The optimum patterns, dimensions and locations of superconductor corrector bands for a specific set of substantially identical magnet assemblies is determined by trial and error, initially, with the assistance of experience and computer simulations where available. Once the optimum arrangement is determined and confirmed by magnet tests, the same arrangement is installed in all of the other magnets of that set.

Other applications, variations and ramifications of this invention will occur to those skilled in the art upon reading this disclosure. Those are intended to be included within the scope of this invention, as defined in the appended claims.

Claims

1. A superconductive corrector system for correcting magnetic field variations due to multipole harmonics in superconducting accelerator magnet systems having a beam tube through which particles are accelerated, surrounded by a superconducting magnet coil array and a liquid helium vessel, which comprises:

a corrector tube of non-magnetic material adapted to slide over an end of an accelerator magnet system;

a pattern of superconductive bands formed on the surface of said corrector tube;

said superconductive bands formed from a superconductor having a critical temperature above the boiling temperature of liquid nitrogen;

said superconductive bands including an even-numbered plurality of substantially equally spaced longitudinal bands arranged to lie substantially parallel to each other and to the axis of the beam tube when said corrector tube is in place on the helium vessel; and

said superconductive bands further including circumferential band segments connecting adjacent ends of said longitudinal bands alternately at opposite ends of the array of parallel longitudinal bands.

2. The system according to claim 1 wherein said tube is formed from a material selected from the group consisting of non-magnetic stainless steel and glass fiber reinforced synthetic resin.

3. The system according to claim 1 wherein said bands have thicknesses of from about 1 to 100 micro-meters.

4. The system according to claim 1 wherein said bands have widths of from about 0.5 to 1.5 inch and said longitudinal bands have lengths of from about 10 to 30 inches.

5. The system according to claim 1 wherein said corrector tube fits over the end of the accelerator magnet system helium vessel.

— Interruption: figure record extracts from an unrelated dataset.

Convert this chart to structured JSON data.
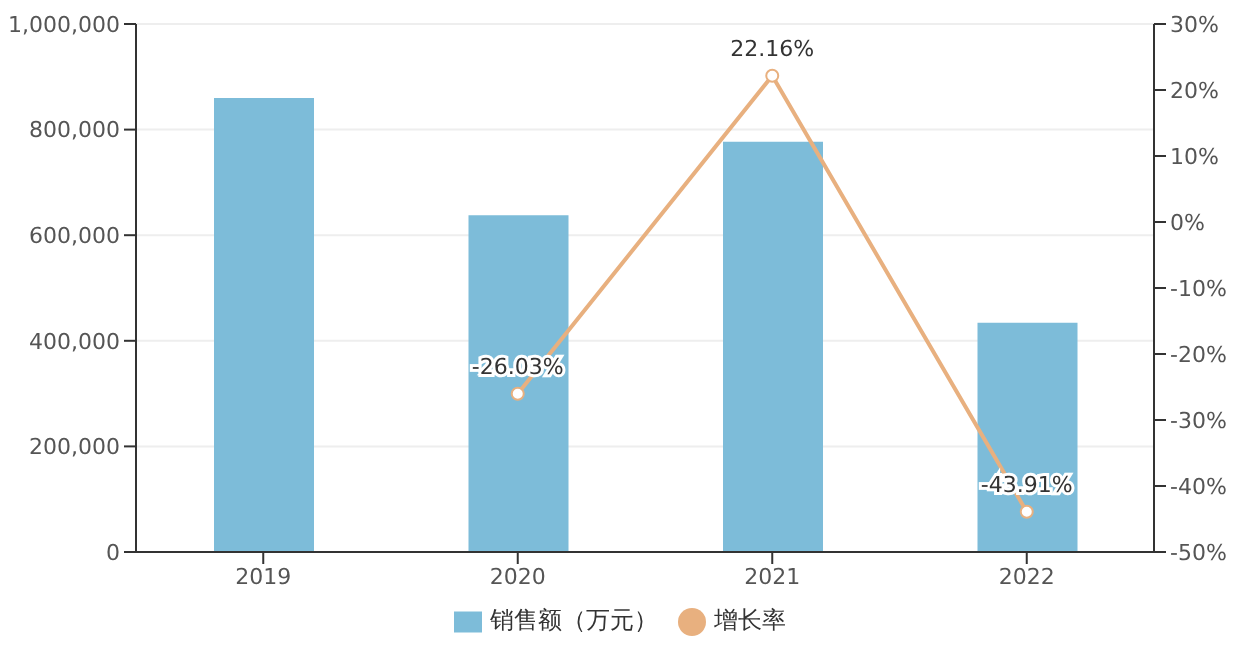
{
  "chart_data": {
    "type": "bar",
    "categories": [
      "2019",
      "2020",
      "2021",
      "2022"
    ],
    "series": [
      {
        "name": "销售额（万元）",
        "color": "#7dbcd9",
        "values": [
          860000,
          638000,
          777000,
          434000
        ]
      },
      {
        "name": "增长率",
        "type": "line",
        "axis": "y2",
        "color": "#e8b07f",
        "marker": "circle",
        "values": [
          null,
          -26.03,
          22.16,
          -43.91
        ],
        "value_labels": [
          null,
          "-26.03%",
          "22.16%",
          "-43.91%"
        ]
      }
    ],
    "ylim": [
      0,
      1000000
    ],
    "yticks": [
      0,
      {
        "value": 200000,
        "label": "200,000"
      },
      {
        "value": 400000,
        "label": "400,000"
      },
      {
        "value": 600000,
        "label": "600,000"
      },
      {
        "value": 800000,
        "label": "800,000"
      },
      {
        "value": 1000000,
        "label": "1,000,000"
      }
    ],
    "y2lim": [
      -50,
      30
    ],
    "y2ticks": [
      {
        "value": -50,
        "label": "-50%"
      },
      {
        "value": -40,
        "label": "-40%"
      },
      {
        "value": -30,
        "label": "-30%"
      },
      {
        "value": -20,
        "label": "-20%"
      },
      {
        "value": -10,
        "label": "-10%"
      },
      {
        "value": 0,
        "label": "0%"
      },
      {
        "value": 10,
        "label": "10%"
      },
      {
        "value": 20,
        "label": "20%"
      },
      {
        "value": 30,
        "label": "30%"
      }
    ],
    "grid": "y",
    "legend": "bottom"
  }
}
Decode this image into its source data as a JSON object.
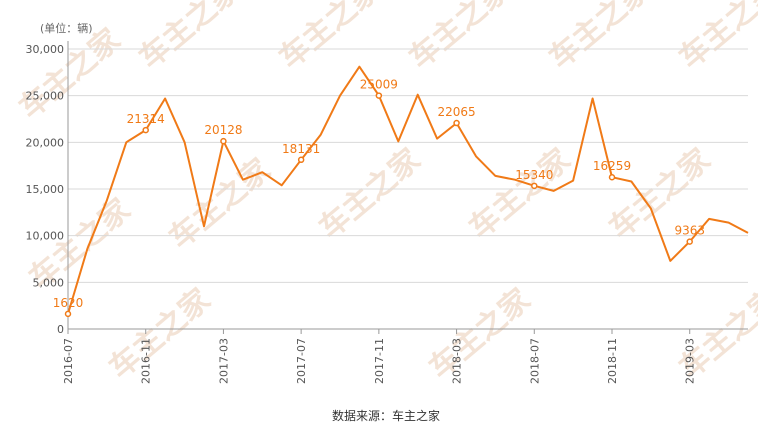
{
  "chart_data": {
    "type": "line",
    "unit_label": "(单位：辆)",
    "source": "数据来源：车主之家",
    "watermark": "车主之家",
    "ylim": [
      0,
      30000
    ],
    "y_ticks": [
      "0",
      "5,000",
      "10,000",
      "15,000",
      "20,000",
      "25,000",
      "30,000"
    ],
    "x_ticks": [
      "2016-07",
      "2016-11",
      "2017-03",
      "2017-07",
      "2017-11",
      "2018-03",
      "2018-07",
      "2018-11",
      "2019-03"
    ],
    "grid": true,
    "legend": "none",
    "line_color": "#f07a17",
    "x": [
      "2016-07",
      "2016-08",
      "2016-09",
      "2016-10",
      "2016-11",
      "2016-12",
      "2017-01",
      "2017-02",
      "2017-03",
      "2017-04",
      "2017-05",
      "2017-06",
      "2017-07",
      "2017-08",
      "2017-09",
      "2017-10",
      "2017-11",
      "2017-12",
      "2018-01",
      "2018-02",
      "2018-03",
      "2018-04",
      "2018-05",
      "2018-06",
      "2018-07",
      "2018-08",
      "2018-09",
      "2018-10",
      "2018-11",
      "2018-12",
      "2019-01",
      "2019-02",
      "2019-03",
      "2019-04",
      "2019-05",
      "2019-06"
    ],
    "values": [
      1620,
      8600,
      13800,
      20000,
      21314,
      24700,
      20000,
      11000,
      20128,
      16000,
      16800,
      15400,
      18131,
      20800,
      25000,
      28100,
      25009,
      20100,
      25100,
      20400,
      22065,
      18500,
      16400,
      16000,
      15340,
      14800,
      15900,
      24700,
      16259,
      15800,
      12900,
      7300,
      9363,
      11800,
      11400,
      10300
    ],
    "labels": [
      {
        "index": 0,
        "text": "1620"
      },
      {
        "index": 4,
        "text": "21314"
      },
      {
        "index": 8,
        "text": "20128"
      },
      {
        "index": 12,
        "text": "18131"
      },
      {
        "index": 16,
        "text": "25009"
      },
      {
        "index": 20,
        "text": "22065"
      },
      {
        "index": 24,
        "text": "15340"
      },
      {
        "index": 28,
        "text": "16259"
      },
      {
        "index": 32,
        "text": "9363"
      }
    ]
  }
}
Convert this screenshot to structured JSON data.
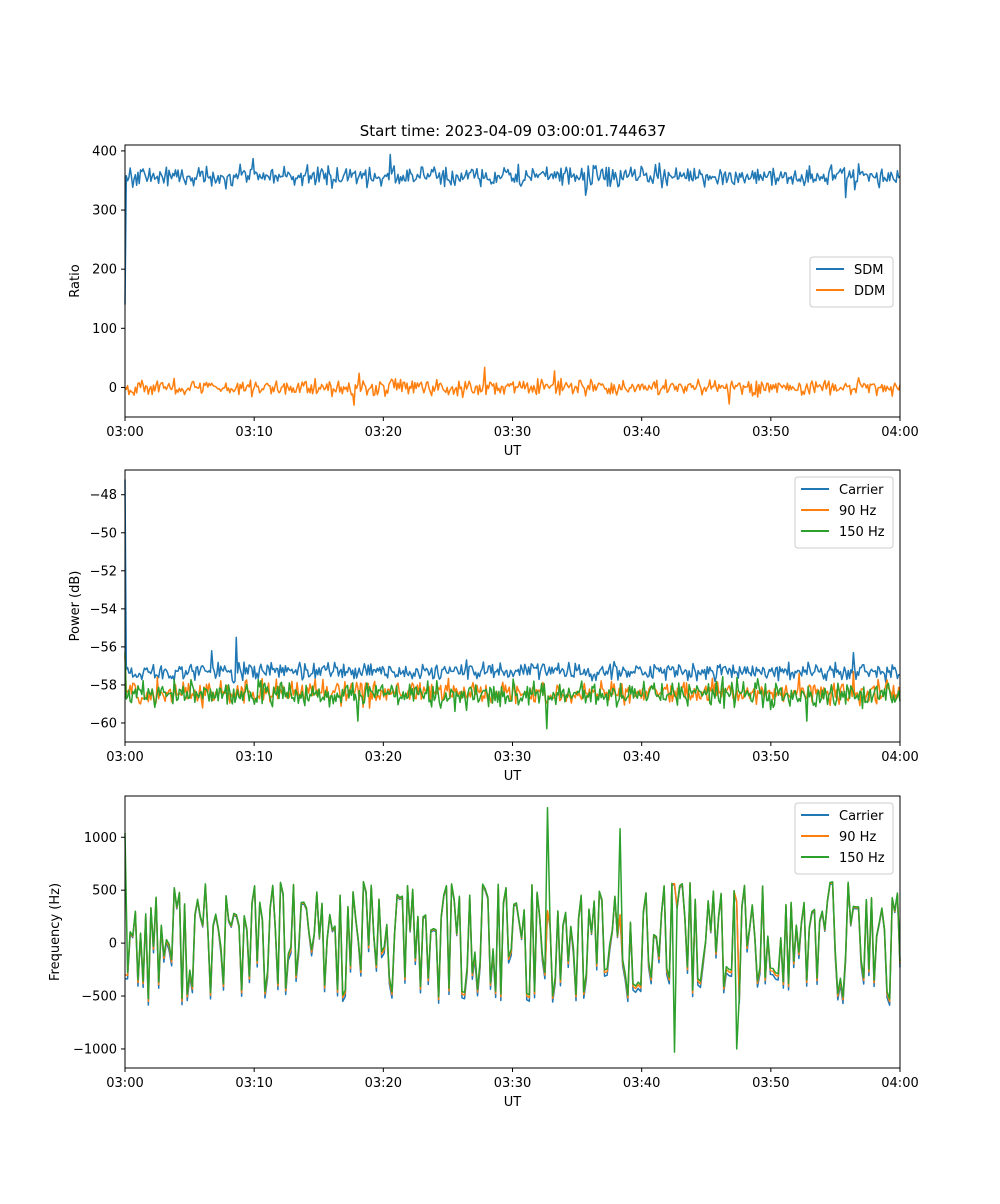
{
  "figure_title": "Start time: 2023-04-09 03:00:01.744637",
  "colors": {
    "blue": "#1f77b4",
    "orange": "#ff7f0e",
    "green": "#2ca02c"
  },
  "chart_data": [
    {
      "type": "line",
      "title": "Start time: 2023-04-09 03:00:01.744637",
      "xlabel": "UT",
      "ylabel": "Ratio",
      "xlim": [
        "03:00",
        "04:00"
      ],
      "ylim": [
        -50,
        410
      ],
      "xticks": [
        "03:00",
        "03:10",
        "03:20",
        "03:30",
        "03:40",
        "03:50",
        "04:00"
      ],
      "yticks": [
        0,
        100,
        200,
        300,
        400
      ],
      "legend": "center-right",
      "n_points": 600,
      "series": [
        {
          "name": "SDM",
          "color": "#1f77b4",
          "start": 140,
          "level": 357,
          "spread": 13,
          "spikes": [
            [
              0.165,
              387
            ],
            [
              0.343,
              394
            ],
            [
              0.594,
              325
            ],
            [
              0.93,
              321
            ]
          ]
        },
        {
          "name": "DDM",
          "color": "#ff7f0e",
          "start": 0,
          "level": 0,
          "spread": 10,
          "spikes": [
            [
              0.302,
              24
            ],
            [
              0.295,
              -30
            ],
            [
              0.464,
              34
            ],
            [
              0.555,
              28
            ],
            [
              0.78,
              -28
            ]
          ]
        }
      ]
    },
    {
      "type": "line",
      "xlabel": "UT",
      "ylabel": "Power (dB)",
      "xlim": [
        "03:00",
        "04:00"
      ],
      "ylim": [
        -61,
        -46.7
      ],
      "xticks": [
        "03:00",
        "03:10",
        "03:20",
        "03:30",
        "03:40",
        "03:50",
        "04:00"
      ],
      "yticks": [
        -48,
        -50,
        -52,
        -54,
        -56,
        -58,
        -60
      ],
      "legend": "top-right",
      "n_points": 600,
      "series": [
        {
          "name": "Carrier",
          "color": "#1f77b4",
          "start": -47.2,
          "level": -57.3,
          "spread": 0.35,
          "spikes": [
            [
              0.112,
              -56.2
            ],
            [
              0.143,
              -55.5
            ],
            [
              0.94,
              -56.3
            ]
          ]
        },
        {
          "name": "90 Hz",
          "color": "#ff7f0e",
          "start": -56.5,
          "level": -58.4,
          "spread": 0.45,
          "spikes": [
            [
              0.94,
              -57.3
            ],
            [
              0.87,
              -57.4
            ]
          ]
        },
        {
          "name": "150 Hz",
          "color": "#2ca02c",
          "start": -56.3,
          "level": -58.5,
          "spread": 0.5,
          "spikes": [
            [
              0.545,
              -60.3
            ],
            [
              0.88,
              -59.9
            ],
            [
              0.3,
              -59.9
            ]
          ]
        }
      ]
    },
    {
      "type": "line",
      "xlabel": "UT",
      "ylabel": "Frequency (Hz)",
      "xlim": [
        "03:00",
        "04:00"
      ],
      "ylim": [
        -1180,
        1390
      ],
      "xticks": [
        "03:00",
        "03:10",
        "03:20",
        "03:30",
        "03:40",
        "03:50",
        "04:00"
      ],
      "yticks": [
        1000,
        500,
        0,
        -500,
        -1000
      ],
      "legend": "top-right",
      "n_points": 300,
      "series": [
        {
          "name": "Carrier",
          "color": "#1f77b4",
          "offset": -60
        },
        {
          "name": "90 Hz",
          "color": "#ff7f0e",
          "offset": -25
        },
        {
          "name": "150 Hz",
          "color": "#2ca02c",
          "offset": 0,
          "amplitude": 420,
          "spikes": [
            [
              0.545,
              1280
            ],
            [
              0.64,
              1080
            ],
            [
              0.79,
              -1000
            ],
            [
              0.71,
              -1030
            ],
            [
              0.0,
              1040
            ]
          ]
        }
      ]
    }
  ]
}
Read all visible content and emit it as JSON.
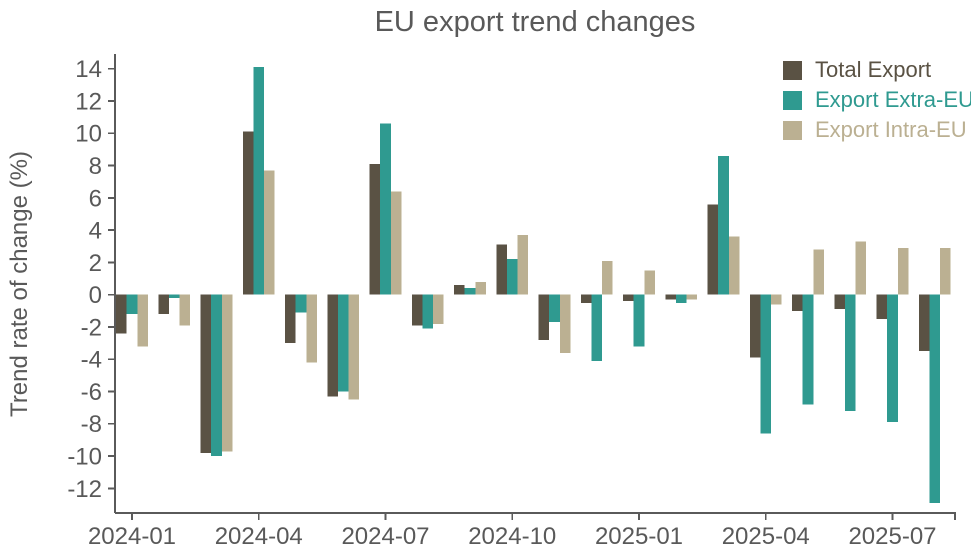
{
  "chart_data": {
    "type": "bar",
    "title": "EU export trend changes",
    "xlabel": "",
    "ylabel": "Trend rate of change (%)",
    "categories": [
      "2024-01",
      "2024-02",
      "2024-03",
      "2024-04",
      "2024-05",
      "2024-06",
      "2024-07",
      "2024-08",
      "2024-09",
      "2024-10",
      "2024-11",
      "2024-12",
      "2025-01",
      "2025-02",
      "2025-03",
      "2025-04",
      "2025-05",
      "2025-06",
      "2025-07",
      "2025-08"
    ],
    "x_tick_labels": [
      "2024-01",
      "2024-04",
      "2024-07",
      "2024-10",
      "2025-01",
      "2025-04",
      "2025-07"
    ],
    "x_tick_step": 3,
    "series": [
      {
        "name": "Total Export",
        "color": "#5a5244",
        "values": [
          -2.4,
          -1.2,
          -9.8,
          10.1,
          -3.0,
          -6.3,
          8.1,
          -1.9,
          0.6,
          3.1,
          -2.8,
          -0.5,
          -0.4,
          -0.3,
          5.6,
          -3.9,
          -1.0,
          -0.9,
          -1.5,
          -3.5
        ]
      },
      {
        "name": "Export Extra-EU",
        "color": "#2f9a90",
        "values": [
          -1.2,
          -0.2,
          -10.0,
          14.1,
          -1.1,
          -6.0,
          10.6,
          -2.1,
          0.4,
          2.2,
          -1.7,
          -4.1,
          -3.2,
          -0.5,
          8.6,
          -8.6,
          -6.8,
          -7.2,
          -7.9,
          -12.9
        ]
      },
      {
        "name": "Export Intra-EU",
        "color": "#bbb092",
        "values": [
          -3.2,
          -1.9,
          -9.7,
          7.7,
          -4.2,
          -6.5,
          6.4,
          -1.8,
          0.8,
          3.7,
          -3.6,
          2.1,
          1.5,
          -0.3,
          3.6,
          -0.6,
          2.8,
          3.3,
          2.9,
          2.9
        ]
      }
    ],
    "y_ticks": [
      14,
      12,
      10,
      8,
      6,
      4,
      2,
      0,
      -2,
      -4,
      -6,
      -8,
      -10,
      -12
    ],
    "ylim": [
      -13.5,
      14.9
    ],
    "grid": false,
    "legend_position": "upper right",
    "axis_color": "#5a5a5a",
    "text_color": "#595959",
    "background_color": "#ffffff"
  }
}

6. The system according to claim 1 wherein 4 longitudinal bands are provided to correct the b.sub.2 sextuple harmonic.

7. The method of correcting magnetic field variations due to multiple harmonics in superconducting accelerator magnet systems having a beam tube through which particles are accelerated, surrounded by a superconducting magnet coil array and a liquid helium vessel, which comprises the steps of:

providing a corrector tube of non-magnetic material adapted to slide over an end of an accelerator magnet system;

forming a pattern of superconductive bands on the surface of said corrector tube, said superconductive bands including an even-numbered plurality of substantially equally spaced longitudinal bands arranged to lie substantially parallel to each other and to the axis of the beam and including circumferential band segments connecting adjacent ends of said longitudinal bands alternately at opposite ends of the array of parallel longitudinal bands; and

positioning said corrector tube around at least one end of a superconducting accelerator magnet.

8. The method according to claim 7 including forming said tube from a material selected from the group consisting of non-magnetic stainless steel and glass fiber reinforced synthetic resin.

9. The method according to claim 7 wherein said bands are formed to thicknesses of from about 1 to 100 micro-meters.

10. The method according to claim 7 wherein said bands are formed to widths of from about 0.5 to 1.5 inch and said longitudinal bands have lengths of from about 10 to 30 inches.

11. The method according to claim 7 wherein said corrector is fitted over the end of the accelerator magnet system helium vessel.

12. The method according to claim 1 wherein 4 longitudinal bands are provided to correct the b.sub.2 sextuple harmonic.